M. Davutoglu s'est refusé à évoquer une éventuelle normalisation des relations bilatérales. "Ce qui est important, c'est de parvenir à un accord. Les mesures à prendre ensuite seront discutées après", a-t-il jugé.

Le ministre turc a toutefois évoqué la tenue de discussions avec Israël sur la levée des sanctions imposées à Gaza.

En février, le Premier ministre turc Recep Tayyip Erdogan avait fait savoir qu'aucun accord d'indemnisation ne serait possible sans engagement écrit de Tel Aviv sur la levée de l'embargo imposé à ce territoire palestinien.

Jeudi, dans un geste apparemment lié au dégel des relations israélo-turques, le ministre israélien de la Défense Moshé Yaalon a approuvé l'importation à Gaza de matériaux de BTP, d'équipements électriques, de télécommunications et de plomberie destinés à la construction d'un hôpital turc dans l'enclave palestinienne, selon un communiqué militaire. M. Yaalon a ainsi répondu à une requête de la Turquie.

Le coût de ce projet de complexe hospitalier turc, qui a débuté en avril 2011 sur le site d'une ancienne colonie israélienne à Gaza, est évalué à 35 millions de dollars.

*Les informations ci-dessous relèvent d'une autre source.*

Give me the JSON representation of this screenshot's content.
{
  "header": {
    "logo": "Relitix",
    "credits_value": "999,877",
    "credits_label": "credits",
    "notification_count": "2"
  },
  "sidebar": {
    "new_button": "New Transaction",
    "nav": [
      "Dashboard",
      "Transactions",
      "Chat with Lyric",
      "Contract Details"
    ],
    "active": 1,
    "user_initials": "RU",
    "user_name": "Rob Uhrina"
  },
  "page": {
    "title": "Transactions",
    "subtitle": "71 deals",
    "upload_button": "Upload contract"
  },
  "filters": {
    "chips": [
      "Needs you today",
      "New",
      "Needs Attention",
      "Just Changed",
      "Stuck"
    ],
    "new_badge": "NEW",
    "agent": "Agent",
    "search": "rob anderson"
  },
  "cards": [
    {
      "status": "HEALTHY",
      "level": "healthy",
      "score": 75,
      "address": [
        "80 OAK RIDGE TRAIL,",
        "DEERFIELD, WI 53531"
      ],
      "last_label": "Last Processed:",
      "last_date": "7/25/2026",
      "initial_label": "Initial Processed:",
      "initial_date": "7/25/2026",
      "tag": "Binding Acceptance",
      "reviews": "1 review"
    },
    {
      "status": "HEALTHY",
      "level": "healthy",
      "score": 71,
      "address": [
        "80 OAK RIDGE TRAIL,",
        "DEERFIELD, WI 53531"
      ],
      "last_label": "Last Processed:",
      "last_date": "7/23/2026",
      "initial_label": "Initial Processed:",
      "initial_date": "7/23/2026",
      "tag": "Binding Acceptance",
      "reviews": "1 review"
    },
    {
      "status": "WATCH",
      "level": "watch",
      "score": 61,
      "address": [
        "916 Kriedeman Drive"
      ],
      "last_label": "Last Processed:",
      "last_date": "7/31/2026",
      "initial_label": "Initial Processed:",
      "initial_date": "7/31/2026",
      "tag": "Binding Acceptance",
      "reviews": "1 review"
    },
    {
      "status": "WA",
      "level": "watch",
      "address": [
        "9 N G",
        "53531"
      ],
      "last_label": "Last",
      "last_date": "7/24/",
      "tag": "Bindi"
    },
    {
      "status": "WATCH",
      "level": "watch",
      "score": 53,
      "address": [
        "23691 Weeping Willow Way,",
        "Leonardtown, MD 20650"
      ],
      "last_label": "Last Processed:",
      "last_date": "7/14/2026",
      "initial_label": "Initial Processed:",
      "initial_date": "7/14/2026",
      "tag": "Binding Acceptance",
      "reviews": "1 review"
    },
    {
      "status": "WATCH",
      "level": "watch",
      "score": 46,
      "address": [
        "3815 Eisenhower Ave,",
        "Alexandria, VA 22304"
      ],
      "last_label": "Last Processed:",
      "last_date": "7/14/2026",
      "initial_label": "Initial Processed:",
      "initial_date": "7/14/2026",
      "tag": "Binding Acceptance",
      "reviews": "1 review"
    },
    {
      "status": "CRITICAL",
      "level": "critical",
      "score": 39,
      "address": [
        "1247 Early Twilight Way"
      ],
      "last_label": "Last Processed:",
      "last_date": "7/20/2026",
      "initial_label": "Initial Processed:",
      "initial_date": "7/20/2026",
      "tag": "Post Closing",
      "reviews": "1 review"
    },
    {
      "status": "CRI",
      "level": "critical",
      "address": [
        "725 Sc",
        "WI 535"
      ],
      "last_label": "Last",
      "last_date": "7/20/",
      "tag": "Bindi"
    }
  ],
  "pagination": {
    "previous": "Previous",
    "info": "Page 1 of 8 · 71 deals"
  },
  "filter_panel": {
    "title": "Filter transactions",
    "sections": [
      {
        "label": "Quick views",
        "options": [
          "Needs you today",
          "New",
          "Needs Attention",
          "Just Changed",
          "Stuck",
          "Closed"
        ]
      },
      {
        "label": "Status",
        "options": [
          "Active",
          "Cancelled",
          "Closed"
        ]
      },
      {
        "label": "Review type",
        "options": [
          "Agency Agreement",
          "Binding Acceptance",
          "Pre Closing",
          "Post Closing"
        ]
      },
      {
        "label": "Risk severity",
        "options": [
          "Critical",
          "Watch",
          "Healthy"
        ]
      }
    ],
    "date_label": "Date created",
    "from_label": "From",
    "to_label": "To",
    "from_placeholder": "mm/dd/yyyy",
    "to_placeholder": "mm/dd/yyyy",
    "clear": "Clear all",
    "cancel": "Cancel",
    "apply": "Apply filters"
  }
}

En octobre 2013, les autorités israéliennes avaient annoncé la suspension de l'autorisation d'importation de tous les matériaux de construction après la découverte d'un tunnel reliant la bande de Gaza au territoire israélien et destiné, selon l'armée israélienne, à des "activités terroristes".

Le 26 janvier dernier, Israël avait de nouveau autorisé les importations de matériaux, mais uniquement pour les projets des agences onusiennes. L'importation de ciment et de fer à destination du secteur privé est interdite depuis 2007 -à l'exception d'un bref interlude- et la prise de contrôle de l'enclave palestinienne par le mouvement islamiste Hamas, Israël affirmant craindre leur utilisation à des fins militaires.